Automated UI tests are crucial to software development, ensuring the user interface works as expected. However, implementing these tests can sometimes become slow and unreliable due to the excessive use of Selenium commands. This article presents a case study on optimizing a test and making it 560% faster by addressing the inefficient use of Selenium commands.

The Problem: Too Many Selenium Commands

The case study focuses on an automated test designed to click two radio buttons. Initially, the test made 157 Selenium commands and took 95 seconds to execute. Each Selenium command introduced a potential risk for an invalid element locator or a synchronization issue, making the test slower and less reliable.

The Solution: Reducing Selenium Commands

The optimization process involved identifying and eliminating unnecessary web requests. The test was initially spending around 60 seconds searching for random elements without taking any action.
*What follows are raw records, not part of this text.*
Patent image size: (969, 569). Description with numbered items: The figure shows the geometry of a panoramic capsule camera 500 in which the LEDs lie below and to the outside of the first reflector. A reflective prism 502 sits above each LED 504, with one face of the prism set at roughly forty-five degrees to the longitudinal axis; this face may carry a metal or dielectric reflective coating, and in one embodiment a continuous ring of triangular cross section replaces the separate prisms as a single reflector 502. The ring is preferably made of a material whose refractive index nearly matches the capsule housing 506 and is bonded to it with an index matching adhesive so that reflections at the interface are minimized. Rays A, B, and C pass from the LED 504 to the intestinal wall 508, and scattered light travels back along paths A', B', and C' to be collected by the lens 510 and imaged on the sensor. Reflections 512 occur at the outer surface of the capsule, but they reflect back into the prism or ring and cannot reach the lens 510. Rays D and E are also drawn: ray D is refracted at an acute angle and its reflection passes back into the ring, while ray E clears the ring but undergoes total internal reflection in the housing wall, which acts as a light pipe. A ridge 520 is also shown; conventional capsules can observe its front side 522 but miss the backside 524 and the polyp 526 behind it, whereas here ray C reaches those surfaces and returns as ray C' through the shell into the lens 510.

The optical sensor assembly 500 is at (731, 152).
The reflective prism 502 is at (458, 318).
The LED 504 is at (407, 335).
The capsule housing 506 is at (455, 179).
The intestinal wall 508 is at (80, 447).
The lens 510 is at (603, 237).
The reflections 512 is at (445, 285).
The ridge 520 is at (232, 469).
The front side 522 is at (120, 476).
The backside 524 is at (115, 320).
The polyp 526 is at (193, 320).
After the optimization, the same test executed only 9 Selenium commands and ran in 17 seconds, making it five times faster.

The Refactoring Process

The refactoring process was straightforward and only took a few minutes once the root cause of the problem was identified. Due to the reduced number of Selenium commands, the refactored test was 560% faster and significantly more stable.

Key Takeaways

The case study highlights the importance of considering the impact of extra Selenium commands on the overall automation program. Bloated tests are infamously standard in the industry, often coming with a framework used for automation. These bloated tests can make the test suite execution time five times longer for the entire organization, decreasing the feedback cycle time and making the automation less reliable.

By focusing on the efficient use of Selenium commands, developers can create faster, more reliable automated UI tests, improving the overall efficiency of the software development process.